Puis il y a cette narration éclatée, ces sous-intrigues un peu inutiles qui essayent d'imbriquer la petite histoire dans la grande, mais ça ne fonctionne pas plus que ça, on s'y perd et l'émotion avec. On sent également beaucoup le manque de budget, mais là où la créativité et l'originalité pourraient compenser, il n'en est rien.


Pour servir de béquille à cette mise en scène anodine, il y a la musique, anodine elle aussi et pourtant constante. Il y a également la photographie avec ses couleurs plutôt vives, et cette lumière tout aussi banale que le reste. Les transitions vers les flashbacks sont presque vulgaires (on change de format pour passer vers le carré), heureusement que le grain de l'image signifiant ce retour dans le passé est esthétiquement intéressant (et il faut le dire vite).
Par ailleurs, ce passage vers un autre format n'est pas instantané, il est volontairement montré. Ce choix s'accompagne par d'autres choix allant dans le même sens : les photos de gens évoqués dans les dialogues sont montrées directement sur un fond noir, on brise le quatrième mur afin de mettre le nez du spectateur devant la véritable histoire des afro-américains durant cette guerre. Alors, Spike Lee name drop, il faut absolument parler de CE héros de guerre afro-américain oublié, alors allons-y, mettons sa photo. Sauf que, évidemment, ça sort du film, on sent le discours militant attendu au tournant, c'est factice. Le discours devient intéressant et subversif (ce qui est bien trop rare dans ce film) lors de la scène où les Vietnamiens communistes font de la propagande à la radio pour faire comprendre que les afro-américains sont envoyés à la guerre comme de la chair à canon.


Ce discours qui d'ailleurs se moque de son personnage noir qui dit fièrement voter Trump est tellement facile.

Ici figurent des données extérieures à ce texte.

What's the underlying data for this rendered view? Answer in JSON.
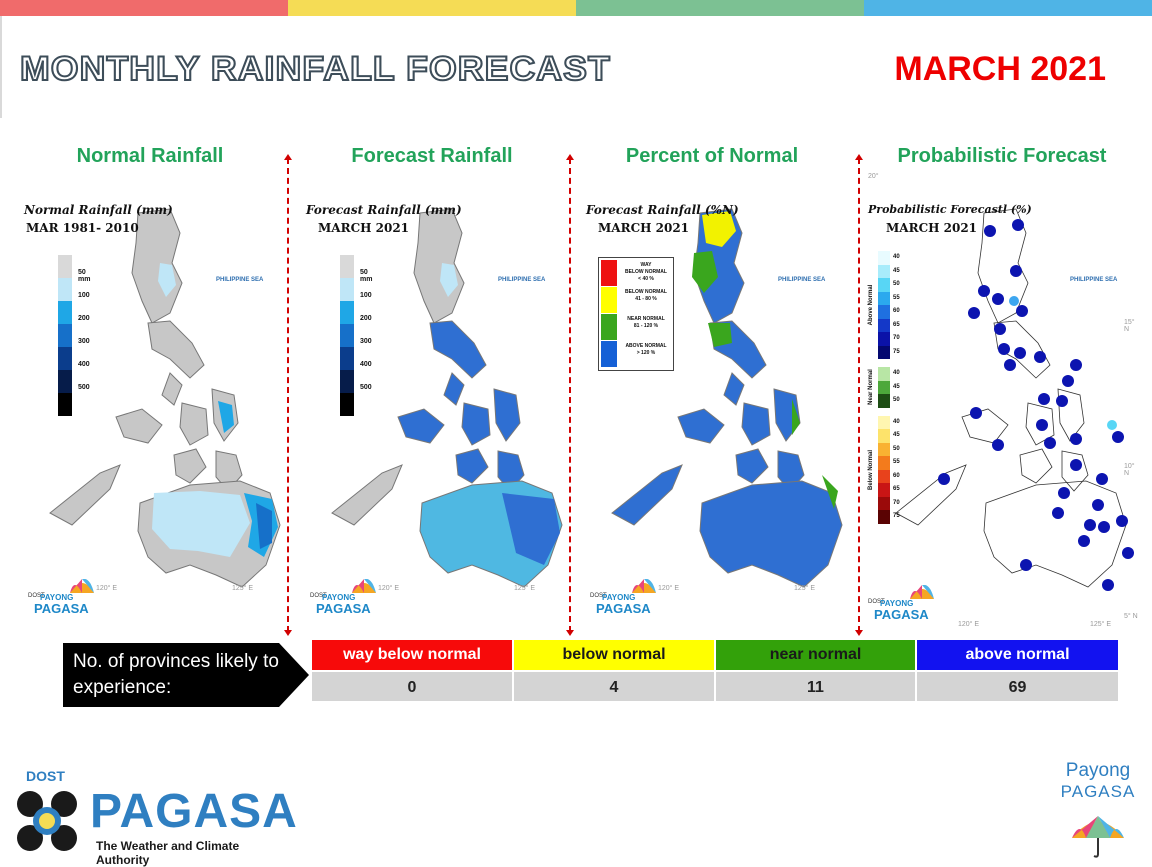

Loin de moi l'idée de défendre Trump, mais si les afro-américains ne votent pas pour lui (et c'est bel et bien le cas à environ 80-90% je crois), ils votent bien pour les démocrates, non ? Sauf que les démocrates, et presque d'avantage que les républicains, mènent une politique économique qui écrase ces mêmes afro-américains déjà très précaires. Les démocrates alors plient le genou, se repentent de crimes horribles qu'ils n'ont pas commis (l'esclavage), et finissent par laisser les afro-américains se tuer entre eux dans des quartiers extrêmement pauvres car ils s'en foutent. Racheter sa conscience de bourgeois pour pas cher. Alors je suis désolé de parler politique ici, mais le film y invite évidemment (suffit de voir la toute fin qui montre le mouvement Black Lives Matter de nos jours), sauf que ce dernier n'a en lui aucune puissance car il n'est (quasiment) en rien subversif, il ne fera bouger aucune ligne.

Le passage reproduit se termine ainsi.